Gloriously good yoga

I took up yoga as an alternative to the more demanding aerobic exercises and long distance runs that I used to undertake. The latter have put a train on my body and led my GP to advise me to take a break from exercise for a while. From the first moment I started yoga, I fell in love with the practice and even ended up asking myself “Why haven’t I taken this up earlier?”.

I can’t think of any other body exercise that brings together mental balance, body flow and peacefulness, whilst strengthening the core and making you fit. What’s more, it relaxes you at the same time and gives you the chance to meditate. Unlike other forms of physical exercise whereby I experience the sense of happiness mainly after completing them, yoga provides me with the sense of gratification throughout the entire practice and long after.

My body has now got so used to the yoga moves that whenever I am doing chores around the house, I feel like overstretching or bending more than I need to, in order to reach or pick something up. Getting to the point where my body craves the yoga moves outside of the practice and seeks to find them in the routine of everyday moves signals me that I have led my body to embrace the practice fully.

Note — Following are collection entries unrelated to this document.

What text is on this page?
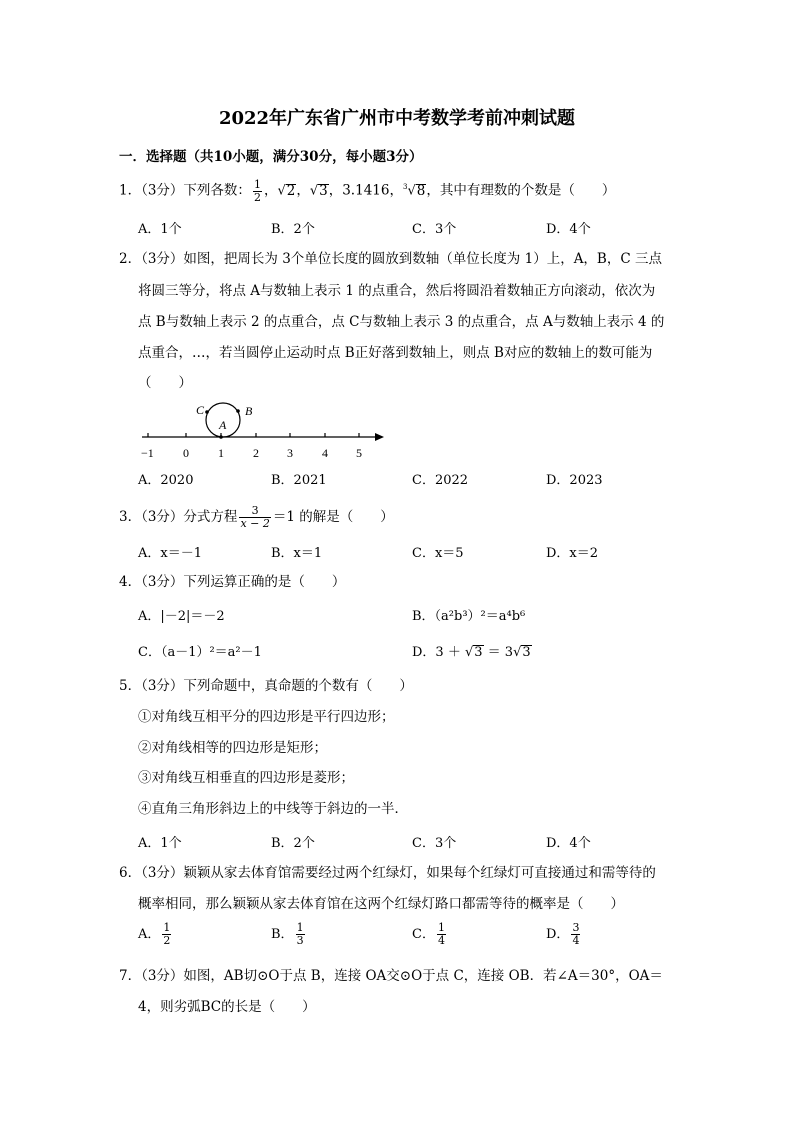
2022年广东省广州市中考数学考前冲刺试题
一．选择题（共10小题，满分30分，每小题3分）
1．（3分）下列各数： $\frac{1}{2}$ ，√2，√3，3.1416，$^3$√8，其中有理数的个数是（　　）
A．1个	B．2个	C．3个	D．4个
2．（3分）如图，把周长为 3个单位长度的圆放到数轴（单位长度为 1）上，A，B，C 三点
将圆三等分，将点 A与数轴上表示 1 的点重合，然后将圆沿着数轴正方向滚动，依次为
点 B与数轴上表示 2 的点重合，点 C与数轴上表示 3 的点重合，点 A与数轴上表示 4 的
点重合，…，若当圆停止运动时点 B正好落到数轴上，则点 B对应的数轴上的数可能为
（　　）
−1 0 1 2 3 4 5
C	B
A
A．2020	B．2021	C．2022	D．2023
3．（3分）分式方程 $\frac{3}{x - 2} =1$ 的解是（　　）
A．x＝－1	B．x＝1	C．x＝5	D．x＝2
4．（3分）下列运算正确的是（　　）
A．|－2|＝－2	B．（a²b³）²＝a⁴b⁶
C．（a－1）²＝a²－1	D．3 ＋ √3 ＝ 3√3
5．（3分）下列命题中，真命题的个数有（　　）
①对角线互相平分的四边形是平行四边形；
②对角线相等的四边形是矩形；
③对角线互相垂直的四边形是菱形；
④直角三角形斜边上的中线等于斜边的一半．
A．1个	B．2个	C．3个	D．4个
6．（3分）颖颖从家去体育馆需要经过两个红绿灯，如果每个红绿灯可直接通过和需等待的
概率相同，那么颖颖从家去体育馆在这两个红绿灯路口都需等待的概率是（　　）
A． $\frac{1}{2}$	B． $\frac{1}{3}$	C． $\frac{1}{4}$	D． $\frac{3}{4}$
7．（3分）如图，AB切⊙O于点 B，连接 OA交⊙O于点 C，连接 OB．若∠A＝30°，OA＝
4，则劣弧BC的长是（　　）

In literal terms, yoga means union, as it is meant to unite your body, mind and soul through deep breathing and meditation. I just love how this movement of the body enables me to clear my mind, induces me into a state of reflection and mental well-being.

I expressed previously my affinity for nature. Yoga is the only type of physical exercise  whose movements are embedded in the act of reconnecting with nature. As a testament to this, some types of yoga or movements within the practice are actually named after natural phenomena. For example, one of the most popular types of yoga is hatha yoga, which means sun (“ha”) and moon (“tha”).

Like many forms of exercise, yoga can be addictive and the more you do it, the more you want to do it. Therefore, it is important to gain access to a plenty of yoga practice material in order not to run out of supply. My favourite yoga training programme is Yoga with Adrienne – you can find plenty of videos on Youtube free of charge. Adrienne seems to have a natural gift for conveying love, peace and positivity through every video that she creates. These come from her joviality and graceful moves which convey the sense of calm within her, as well as her use of words. She starts every practice with “Hello, my friends” and ends it with “Thank you for sharing your practice with me today”. I always feel like saying “No, thank You!”. Listening to her and practicing alongside her is like transposing yourself into an oasis of serenity.

Anyone wishing to lead a healthy lifestyle should take up yoga. This is due to the fact that the main purpose of this practice is to arrive at a perfect physical and mental state, happiness and peacefulness.

If you are used to vigorous cardio exercise, you may find the peaceful yoga somehow boring at the beginning. To counteract this, I recommend carrying out your practice on the sounds of soothing background music and creating a mystical atmosphere by lighting a few candles in the room where you practice. Also, you need to acknowledge that the nature of the practice is quite different from the more intense cardio activity. Yoga works your body out by engaging your muscles, as well as inducing your mind into a state of contemplation. However, if you want to feel that your body is working out harder while practicing yoga, you may want to try combining it with more intense forms of physical activity, such as yoga and ballet or Phiit (a combination of Pilates and high intensity interval training).

To get the most benefits of yoga, try practicing it after a cardio workout. The time when I most enjoy my yoga session is just after my runs, when I give my body the luxury of a complete stretch.

Yoga will make you move more mindfully, as you will grow to become more aware of how your body stretches and bends in the course of everyday activities. Mindful movement is a moment-by-moment awareness of what your body’s doing. The more mindfully you move, the more you will want to experience the sensation of prolonged movement and conscious breathing.  This will make you feel like an accomplished yogi.